L’Endurance è uno spettacolo per palati fini. Bisogna essere davvero appassionati per correrla e per guardarla. E Kevin Schwantz è un motociclista autentico | N. Cereghini
30 luglio 2013

Ciao a tutti!
Alla otto Ore di Suzuka, domenica scorsa, c’era anche Kevin Schwantz.
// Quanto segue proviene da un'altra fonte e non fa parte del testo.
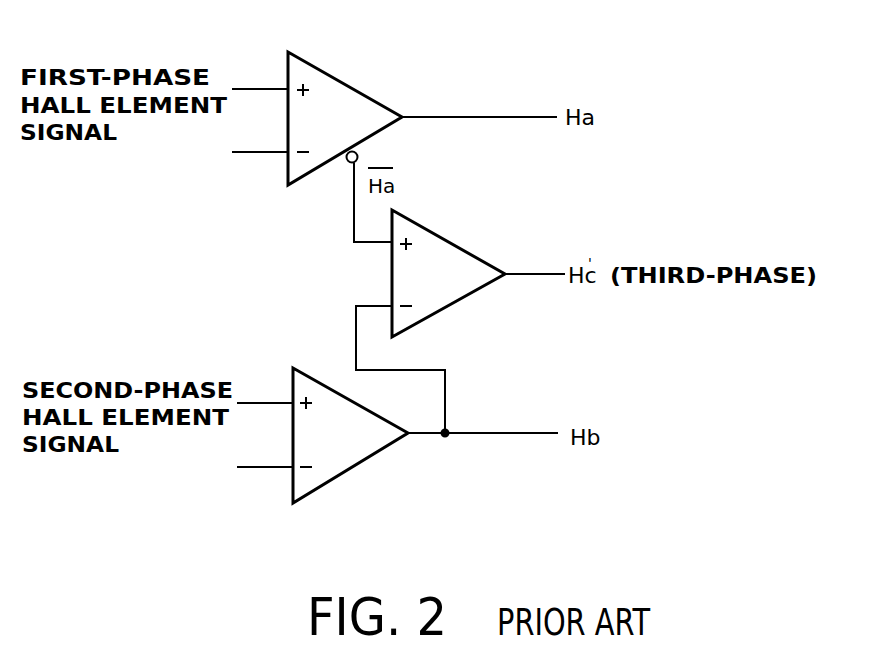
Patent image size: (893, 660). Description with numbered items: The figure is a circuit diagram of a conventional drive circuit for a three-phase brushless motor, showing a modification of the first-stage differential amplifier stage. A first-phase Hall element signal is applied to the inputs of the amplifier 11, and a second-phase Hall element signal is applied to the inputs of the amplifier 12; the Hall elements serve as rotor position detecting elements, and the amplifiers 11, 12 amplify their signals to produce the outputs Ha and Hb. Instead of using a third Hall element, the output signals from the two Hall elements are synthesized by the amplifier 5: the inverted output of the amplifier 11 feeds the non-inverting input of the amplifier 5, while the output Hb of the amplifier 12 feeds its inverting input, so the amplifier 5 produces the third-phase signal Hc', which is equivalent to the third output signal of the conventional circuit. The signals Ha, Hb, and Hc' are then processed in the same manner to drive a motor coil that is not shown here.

The amplifier 11 is at (349, 81).
The amplifier 12 is at (365, 460).
The amplifier 5 is at (455, 243).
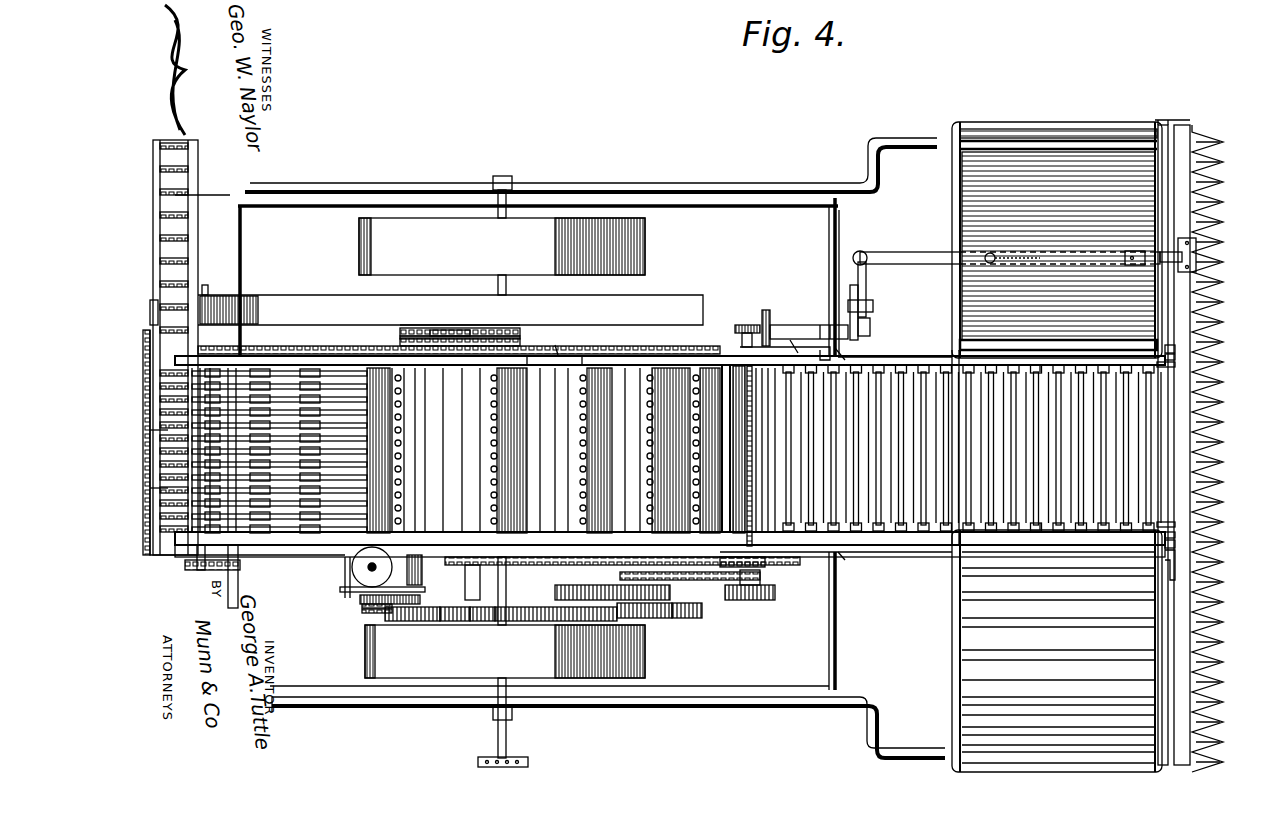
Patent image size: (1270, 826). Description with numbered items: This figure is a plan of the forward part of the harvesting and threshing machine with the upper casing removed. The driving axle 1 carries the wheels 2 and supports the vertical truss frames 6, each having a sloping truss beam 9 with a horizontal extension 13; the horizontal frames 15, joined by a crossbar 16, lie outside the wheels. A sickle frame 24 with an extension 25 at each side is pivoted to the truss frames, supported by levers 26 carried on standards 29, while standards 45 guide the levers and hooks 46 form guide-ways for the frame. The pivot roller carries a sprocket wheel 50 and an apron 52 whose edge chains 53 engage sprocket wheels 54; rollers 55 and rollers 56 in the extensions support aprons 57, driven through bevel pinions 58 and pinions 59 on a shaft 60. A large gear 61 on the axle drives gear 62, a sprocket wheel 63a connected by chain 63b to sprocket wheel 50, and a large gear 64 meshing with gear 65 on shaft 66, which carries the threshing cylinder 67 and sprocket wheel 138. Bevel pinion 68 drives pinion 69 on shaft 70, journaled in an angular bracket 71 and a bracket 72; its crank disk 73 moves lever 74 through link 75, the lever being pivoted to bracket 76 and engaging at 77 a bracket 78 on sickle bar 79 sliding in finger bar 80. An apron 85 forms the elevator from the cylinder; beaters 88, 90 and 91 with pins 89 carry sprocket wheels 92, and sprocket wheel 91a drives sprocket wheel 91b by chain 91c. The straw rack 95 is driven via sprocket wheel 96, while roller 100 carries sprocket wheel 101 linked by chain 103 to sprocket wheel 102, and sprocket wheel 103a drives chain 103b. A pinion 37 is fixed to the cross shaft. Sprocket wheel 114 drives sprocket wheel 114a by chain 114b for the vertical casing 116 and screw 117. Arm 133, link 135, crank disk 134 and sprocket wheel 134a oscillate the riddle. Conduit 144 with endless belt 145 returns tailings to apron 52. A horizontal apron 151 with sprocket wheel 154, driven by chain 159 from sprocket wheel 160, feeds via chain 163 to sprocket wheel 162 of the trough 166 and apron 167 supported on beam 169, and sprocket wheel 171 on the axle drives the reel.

The driving axle 1 is at (505, 621).
The wheels 2 is at (502, 448).
The vertical truss frames 6 is at (445, 368).
The truss beam 9 is at (540, 582).
The horizontal extension 13 is at (318, 338).
The horizontal frames 15 is at (839, 238).
The crossbar 16 is at (236, 210).
The sickle frame 24 is at (910, 355).
The extension 25 is at (1067, 122).
The levers 26 is at (700, 190).
The standards 29 is at (508, 196).
The pinion 37 is at (480, 588).
The standards 45 is at (838, 203).
The hooks 46 is at (840, 556).
The sprocket wheel 50 is at (215, 462).
The apron 52 is at (972, 448).
The chains 53 is at (1025, 358).
The sprocket wheels 54 is at (1175, 365).
The rollers 55 is at (1120, 141).
The rollers 56 is at (1105, 340).
The aprons 57 is at (998, 128).
The bevel pinions 58 is at (1175, 349).
The pinions 59 is at (1175, 357).
The shaft 60 is at (1175, 570).
The large gear 61 is at (596, 651).
The gear 62 is at (670, 592).
The sprocket wheel 63a is at (617, 575).
The chain 63b is at (670, 612).
The large gear 64 is at (700, 615).
The gear 65 is at (760, 600).
The shaft 66 is at (760, 578).
The threshing cylinder 67 is at (748, 437).
The bevel pinion 68 is at (742, 322).
The pinion 69 is at (768, 310).
The shaft 70 is at (790, 325).
The angular bracket 71 is at (790, 350).
The bracket 72 is at (851, 300).
The crank disk 73 is at (870, 306).
The lever 74 is at (912, 252).
The link 75 is at (866, 283).
The bracket 76 is at (990, 253).
The pivotal engagement 77 is at (1182, 258).
The bracket 78 is at (1196, 250).
The sickle bar 79 is at (1225, 410).
The finger bar 80 is at (1222, 437).
The apron 85 is at (554, 450).
The beater 88 is at (648, 450).
The pins 89 is at (629, 450).
The beater 90 is at (596, 450).
The beater 91 is at (509, 450).
The sprocket wheel 91a is at (530, 355).
The sprocket wheel 91b is at (431, 450).
The chain 91c is at (464, 450).
The sprocket wheels 92 is at (690, 545).
The straw rack 95 is at (279, 450).
The sprocket wheel 96 is at (375, 440).
The roller 100 is at (408, 440).
The sprocket wheel 101 is at (424, 312).
The sprocket wheel 102 is at (518, 328).
The chain 103 is at (455, 330).
The sprocket wheel 103a is at (385, 328).
The chain 103b is at (285, 340).
The sprocket wheel 114 is at (395, 621).
The sprocket wheel 114a is at (362, 606).
The chain 114b is at (370, 613).
The vertical casing 116 is at (395, 568).
The screw 117 is at (372, 547).
The arm 133 is at (340, 590).
The crank disk 134 is at (445, 621).
The sprocket wheel 134a is at (465, 622).
The link 135 is at (360, 600).
The sprocket wheel 138 is at (765, 562).
The conduit 144 is at (598, 283).
The endless belt 145 is at (235, 296).
The horizontal apron 151 is at (172, 488).
The sprocket wheel 154 is at (147, 555).
The chain 159 is at (240, 565).
The sprocket wheel 160 is at (201, 570).
The sprocket wheel 162 is at (182, 312).
The chain 163 is at (172, 430).
The trough 166 is at (206, 194).
The apron 167 is at (175, 160).
The beam 169 is at (205, 285).
The sprocket wheel 171 is at (528, 760).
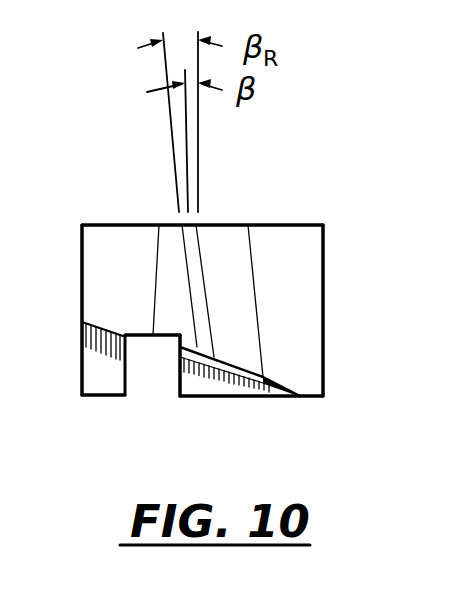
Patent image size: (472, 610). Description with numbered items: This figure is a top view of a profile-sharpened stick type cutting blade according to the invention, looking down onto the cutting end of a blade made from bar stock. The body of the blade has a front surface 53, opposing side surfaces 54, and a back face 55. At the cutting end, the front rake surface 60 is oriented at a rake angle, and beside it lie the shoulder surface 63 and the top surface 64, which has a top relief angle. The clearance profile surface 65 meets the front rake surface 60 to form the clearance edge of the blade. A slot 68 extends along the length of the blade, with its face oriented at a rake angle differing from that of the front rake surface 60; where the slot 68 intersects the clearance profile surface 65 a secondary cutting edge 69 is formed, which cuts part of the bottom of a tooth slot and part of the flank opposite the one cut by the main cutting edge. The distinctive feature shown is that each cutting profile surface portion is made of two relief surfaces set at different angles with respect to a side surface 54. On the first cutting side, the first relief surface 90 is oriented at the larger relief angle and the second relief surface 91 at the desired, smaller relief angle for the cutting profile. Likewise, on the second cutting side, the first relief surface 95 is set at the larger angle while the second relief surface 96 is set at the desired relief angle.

The front surface 53 is at (98, 397).
The side surface 54 is at (80, 297).
The back face 55 is at (300, 226).
The front rake surface 60 is at (117, 361).
The shoulder surface 63 is at (298, 265).
The top surface 64 is at (170, 238).
The clearance profile surface 65 is at (135, 282).
The slot 68 is at (158, 378).
The secondary cutting edge 69 is at (140, 337).
The first relief surface 90 is at (199, 244).
The second relief surface 91 is at (203, 397).
The first relief surface 95 is at (230, 242).
The second relief surface 96 is at (233, 397).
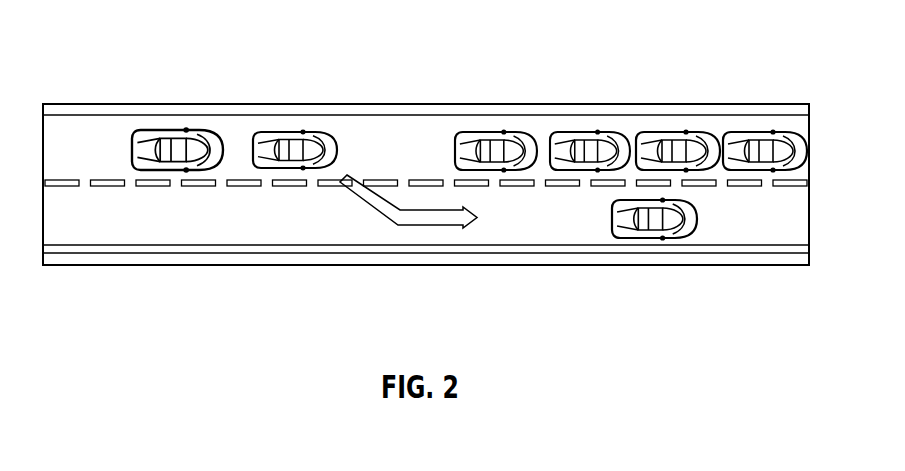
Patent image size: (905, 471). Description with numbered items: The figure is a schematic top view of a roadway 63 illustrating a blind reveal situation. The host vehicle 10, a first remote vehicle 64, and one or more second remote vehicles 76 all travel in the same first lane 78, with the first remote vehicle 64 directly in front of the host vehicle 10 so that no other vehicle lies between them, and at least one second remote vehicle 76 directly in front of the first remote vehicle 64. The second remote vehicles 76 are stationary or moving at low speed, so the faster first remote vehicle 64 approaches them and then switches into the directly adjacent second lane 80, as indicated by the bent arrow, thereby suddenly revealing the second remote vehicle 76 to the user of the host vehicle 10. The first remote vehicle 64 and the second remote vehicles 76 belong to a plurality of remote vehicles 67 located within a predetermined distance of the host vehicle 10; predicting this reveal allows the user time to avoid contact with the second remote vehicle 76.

The host vehicle 10 is at (172, 150).
The roadway 63 is at (405, 140).
The first remote vehicle 64 is at (298, 150).
The plurality of remote vehicles 67 is at (472, 89).
The second remote vehicle 76 is at (497, 150).
The first lane 78 is at (68, 138).
The second lane 80 is at (782, 222).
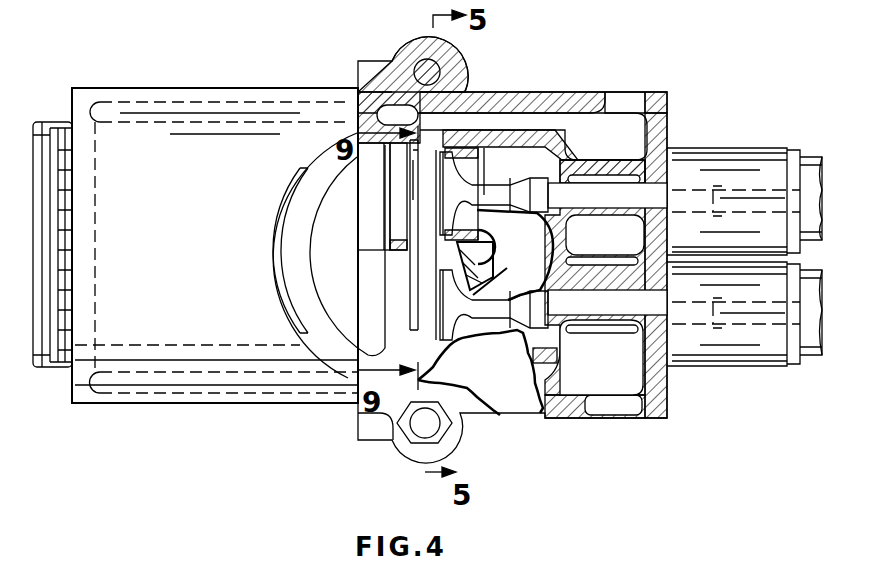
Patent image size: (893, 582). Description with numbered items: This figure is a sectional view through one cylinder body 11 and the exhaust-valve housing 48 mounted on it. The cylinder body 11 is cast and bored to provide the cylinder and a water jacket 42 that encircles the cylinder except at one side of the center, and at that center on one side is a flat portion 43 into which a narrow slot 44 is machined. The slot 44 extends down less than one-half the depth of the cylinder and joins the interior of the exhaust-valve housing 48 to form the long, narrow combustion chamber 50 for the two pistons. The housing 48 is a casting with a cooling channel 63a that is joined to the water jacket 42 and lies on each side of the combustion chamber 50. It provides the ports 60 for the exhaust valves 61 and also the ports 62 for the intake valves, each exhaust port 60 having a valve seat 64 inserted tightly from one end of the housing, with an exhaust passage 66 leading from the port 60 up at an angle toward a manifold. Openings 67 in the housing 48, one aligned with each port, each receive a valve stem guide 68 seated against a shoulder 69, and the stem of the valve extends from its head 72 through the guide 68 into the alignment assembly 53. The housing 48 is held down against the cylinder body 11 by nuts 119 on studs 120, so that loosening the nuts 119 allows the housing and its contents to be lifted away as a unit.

The cylinder body 11 is at (185, 405).
The water jacket 42 is at (329, 255).
The flat portion 43 is at (292, 272).
The slot 44 is at (416, 385).
The exhaust-valve housing 48 is at (547, 250).
The combustion chamber 50 is at (437, 150).
The alignment assembly 53 is at (752, 148).
The exhaust-valve port 60 is at (506, 167).
The exhaust valve 61 is at (478, 232).
The intake-valve port 62 is at (375, 196).
The cooling channel 63a is at (545, 118).
The valve seat 64 is at (470, 140).
The exhaust passage 66 is at (545, 170).
The opening 67 is at (582, 208).
The valve stem guide 68 is at (615, 205).
The shoulder 69 is at (548, 180).
The valve head 72 is at (440, 200).
The nut 119 is at (442, 444).
The stud 120 is at (427, 62).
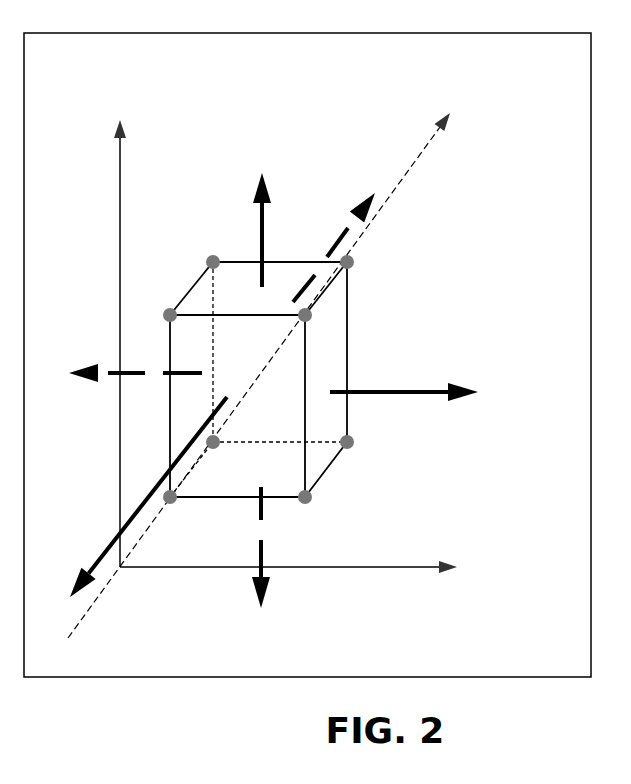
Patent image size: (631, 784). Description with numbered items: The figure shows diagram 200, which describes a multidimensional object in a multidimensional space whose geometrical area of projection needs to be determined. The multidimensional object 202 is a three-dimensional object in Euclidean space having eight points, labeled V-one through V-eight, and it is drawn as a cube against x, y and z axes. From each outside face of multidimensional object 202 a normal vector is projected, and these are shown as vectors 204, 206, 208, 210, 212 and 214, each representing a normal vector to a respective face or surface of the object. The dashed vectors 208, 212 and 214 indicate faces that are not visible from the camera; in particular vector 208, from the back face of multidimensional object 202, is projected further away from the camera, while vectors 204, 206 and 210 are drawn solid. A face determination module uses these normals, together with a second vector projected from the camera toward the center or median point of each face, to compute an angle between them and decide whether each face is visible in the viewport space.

Naturalmente in sella a una Suzuki, una GSX-R 1000 ufficiale, con Nory Haga e Yukio Kagayama; e l’equipaggio totalizza 126 anni, perché i due giapponesi sfiorano la quarantina e il texano ha appena fatto i 49 anni.
Mitico Kevin, il più simpatico degli americani che ho conosciuto, fermo da 18 stagioni e ancora amatissimo dagli appassionati per il suo modo di guidare generoso e spettacolare.

Schwantz ha dato un bell’impulso alla gara, che un po’ stenta. L’Endurance ha sempre avuto bisogno di storie e personaggi, perché non è una competizione facile da leggere e se chiede passione ai piloti – che faticano un bel po’ - ne chiede altrettanta al loro pubblico. La bellezza delle maratone in pista, in fondo, è proprio qui: protagonisti e spettatori si sentono uniti dallo stesso fuoco, e dopo tutte quelle ore di veglia condividono sonno, stanchezza, testa piena di suoni e uno struggimento analogo.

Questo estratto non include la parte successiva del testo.